To demonstrate the basics of matplotlib plotting functionalities let's say we want to plot **cosine** function between $0$ and $2\pi$.

In [None]:
import numpy as np

x = np.arange(0, 2 * np.pi, 0.01)
y = np.cos(x)

Plotting and formating the graph for sin and cosine functions is relatively straightforward

In [None]:
#Plotting cosine function
plt.plot(x, y)

#Naming x and y axis
plt.xlabel('x')
plt.ylabel('y')

#Naming the whole graph
plt.title('y = cos(x)')

#Including the grid (for better analysis)
plt.grid()

#Plotting the graph
plt.show()

Plotting multiple graphs is quite similar. To demonstrate this, let's say that additionally we want to look at the **sine** graph in the same x interval.

In [None]:
y_2 = np.sin(x)
#Plotting multiple graphs
plt.plot(x, y)
plt.plot(x, y_2)

plt.xlabel('x')
plt.ylabel('y')
plt.grid()

plt.legend(['y = cos(x)', 'y = sin(x)'])
plt.title('y = cos(x) and y = sin(x)')

plt.show()

### 4.2 Types of plots

After seeing the basic matplotlib visualization capabilities, we will continue to analyze different kinds of plots:
- **Subplots**
- **Bar graph**
- **Box plot**
- **Scatter plot**
- **Heatmaps**

### Subplots

In the previous example, we wanted to plot the sine and cosine functions on the same figure. Frequently, however, such way of data visualization might be confusing (especially, when working with different orders of magnitude), thus we use **subplots** to analyze and **compare** two or more figures.

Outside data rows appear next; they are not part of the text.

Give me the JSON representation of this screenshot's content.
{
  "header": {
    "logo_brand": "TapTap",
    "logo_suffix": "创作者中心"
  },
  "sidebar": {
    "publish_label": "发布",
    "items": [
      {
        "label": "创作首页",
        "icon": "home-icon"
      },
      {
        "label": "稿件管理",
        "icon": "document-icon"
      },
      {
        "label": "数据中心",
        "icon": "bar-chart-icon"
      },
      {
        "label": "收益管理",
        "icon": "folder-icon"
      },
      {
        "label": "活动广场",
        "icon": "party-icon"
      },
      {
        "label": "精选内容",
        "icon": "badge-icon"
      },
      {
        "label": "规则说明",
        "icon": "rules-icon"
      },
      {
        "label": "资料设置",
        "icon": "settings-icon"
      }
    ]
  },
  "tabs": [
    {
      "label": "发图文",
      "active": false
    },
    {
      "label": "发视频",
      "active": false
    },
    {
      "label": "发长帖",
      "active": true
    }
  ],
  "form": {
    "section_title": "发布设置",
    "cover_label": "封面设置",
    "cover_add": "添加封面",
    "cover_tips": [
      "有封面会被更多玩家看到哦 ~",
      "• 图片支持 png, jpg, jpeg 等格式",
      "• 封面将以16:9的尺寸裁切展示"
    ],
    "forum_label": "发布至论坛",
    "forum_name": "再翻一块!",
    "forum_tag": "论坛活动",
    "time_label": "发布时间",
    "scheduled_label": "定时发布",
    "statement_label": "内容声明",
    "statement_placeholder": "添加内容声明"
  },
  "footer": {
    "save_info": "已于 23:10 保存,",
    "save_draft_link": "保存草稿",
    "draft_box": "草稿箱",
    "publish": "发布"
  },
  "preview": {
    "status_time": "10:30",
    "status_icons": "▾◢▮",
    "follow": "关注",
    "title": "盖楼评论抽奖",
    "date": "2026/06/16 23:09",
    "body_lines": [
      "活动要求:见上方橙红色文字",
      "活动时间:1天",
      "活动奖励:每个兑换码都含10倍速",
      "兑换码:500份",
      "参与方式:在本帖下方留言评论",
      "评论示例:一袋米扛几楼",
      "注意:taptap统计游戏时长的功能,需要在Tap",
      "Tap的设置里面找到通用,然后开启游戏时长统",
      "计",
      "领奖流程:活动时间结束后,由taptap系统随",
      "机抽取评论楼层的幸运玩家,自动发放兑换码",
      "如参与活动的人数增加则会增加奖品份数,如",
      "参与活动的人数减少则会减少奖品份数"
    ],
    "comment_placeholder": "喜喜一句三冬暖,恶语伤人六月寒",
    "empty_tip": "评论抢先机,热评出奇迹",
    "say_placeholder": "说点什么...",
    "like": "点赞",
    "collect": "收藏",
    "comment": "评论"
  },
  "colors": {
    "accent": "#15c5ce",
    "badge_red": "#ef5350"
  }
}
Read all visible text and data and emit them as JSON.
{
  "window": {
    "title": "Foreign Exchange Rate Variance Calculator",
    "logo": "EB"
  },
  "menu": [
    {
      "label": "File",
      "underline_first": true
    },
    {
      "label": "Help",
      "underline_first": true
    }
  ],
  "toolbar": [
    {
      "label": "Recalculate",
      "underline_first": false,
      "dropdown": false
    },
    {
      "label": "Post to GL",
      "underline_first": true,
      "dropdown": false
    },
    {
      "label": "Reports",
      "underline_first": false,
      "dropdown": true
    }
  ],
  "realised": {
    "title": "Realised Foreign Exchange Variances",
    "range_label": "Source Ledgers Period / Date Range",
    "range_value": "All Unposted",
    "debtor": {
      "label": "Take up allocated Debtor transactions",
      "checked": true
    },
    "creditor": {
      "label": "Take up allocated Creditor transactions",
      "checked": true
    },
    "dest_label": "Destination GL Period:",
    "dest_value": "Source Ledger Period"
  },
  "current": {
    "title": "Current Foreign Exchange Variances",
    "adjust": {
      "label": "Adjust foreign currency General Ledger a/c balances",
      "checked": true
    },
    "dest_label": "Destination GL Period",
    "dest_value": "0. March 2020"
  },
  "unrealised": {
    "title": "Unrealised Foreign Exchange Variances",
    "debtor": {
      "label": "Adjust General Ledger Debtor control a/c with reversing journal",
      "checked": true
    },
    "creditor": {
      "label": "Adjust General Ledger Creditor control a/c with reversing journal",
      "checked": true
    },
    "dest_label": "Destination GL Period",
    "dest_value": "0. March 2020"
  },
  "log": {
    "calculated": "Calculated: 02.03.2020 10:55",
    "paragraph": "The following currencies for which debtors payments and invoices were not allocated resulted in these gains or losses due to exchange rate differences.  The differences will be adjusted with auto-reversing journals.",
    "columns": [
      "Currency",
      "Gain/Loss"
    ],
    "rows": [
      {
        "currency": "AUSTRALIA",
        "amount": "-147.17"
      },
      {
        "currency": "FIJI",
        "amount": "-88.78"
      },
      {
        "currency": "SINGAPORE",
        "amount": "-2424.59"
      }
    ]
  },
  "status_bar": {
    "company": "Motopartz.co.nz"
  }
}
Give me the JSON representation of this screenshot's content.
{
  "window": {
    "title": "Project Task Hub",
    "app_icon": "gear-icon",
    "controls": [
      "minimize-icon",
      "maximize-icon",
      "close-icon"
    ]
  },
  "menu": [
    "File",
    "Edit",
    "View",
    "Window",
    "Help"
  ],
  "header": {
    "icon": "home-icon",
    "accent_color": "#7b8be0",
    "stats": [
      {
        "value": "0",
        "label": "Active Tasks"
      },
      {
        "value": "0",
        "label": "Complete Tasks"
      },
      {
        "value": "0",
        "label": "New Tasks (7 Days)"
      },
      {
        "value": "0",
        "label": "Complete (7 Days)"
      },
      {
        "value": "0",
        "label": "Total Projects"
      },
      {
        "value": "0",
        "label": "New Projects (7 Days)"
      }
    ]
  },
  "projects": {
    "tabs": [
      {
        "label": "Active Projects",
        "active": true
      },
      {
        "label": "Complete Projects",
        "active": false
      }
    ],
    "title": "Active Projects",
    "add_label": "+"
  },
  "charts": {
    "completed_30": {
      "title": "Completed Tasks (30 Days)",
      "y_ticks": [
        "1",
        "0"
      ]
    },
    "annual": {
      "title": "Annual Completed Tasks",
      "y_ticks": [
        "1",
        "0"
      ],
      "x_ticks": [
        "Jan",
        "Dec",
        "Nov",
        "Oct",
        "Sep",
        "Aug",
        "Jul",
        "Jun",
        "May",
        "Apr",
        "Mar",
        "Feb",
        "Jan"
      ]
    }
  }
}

Let's say we want to analyze the previous cosine function and changed sine function $y = x\sin(2x)$. The following cell creates two subplots for both functions.

In [None]:
#Creating functions

y_1 = np.cos(x)
y_2 = x * np.sin(2 * x)

# .subplots(num_rows, num_cols, figsize = (fig_width, fig_height))
fig, ax = plt.subplots(1, 2, figsize = (40, 10))

ax[0].plot(x, y_1)
ax[0].set_xlabel('x', fontsize = 25)
ax[0].set_ylabel('y', fontsize = 25)
ax[0].set_title('y = cos(x)', fontsize = 25)

ax[1].plot(x, y_2)
ax[1].set_xlabel('x', fontsize = 25)
ax[1].set_ylabel('y', fontsize = 25)
ax[1].set_title('y = xsin(2x)', fontsize = 25)

### Bar graph

Let's we want to analyze the desktop OS market worldwide market share in 2021 (https://gs.statcounter.com/os-market-share/desktop/worldwide). For such comparison, the bar chart might provide the most useful insights, but first, let's visualize 2021 data:

In [None]:
prog_lang = ['Windows', 'OS X', 'Unknown', 'Chrome OS', 'Linux']
percentage = [75.39, 15.93, 3.75, 2.57, 2.35]

#computing bar graph
plt.bar(prog_lang, percentage)

#setting x label
plt.xlabel('Desktop OS')

#setting y label
plt.ylabel('Market percentage (%)')

#setting title
plt.title('Desktop OS market distribution')

plt.show()

Before moving on, we first might want to do a few adjustments to a current graph:
- Reduce the bar width
- Turn x axis labels for bars a bit

The first adjustment can be easily made by setting the `width` parameter in the `plt.bar()` function to a smaller than 1 value.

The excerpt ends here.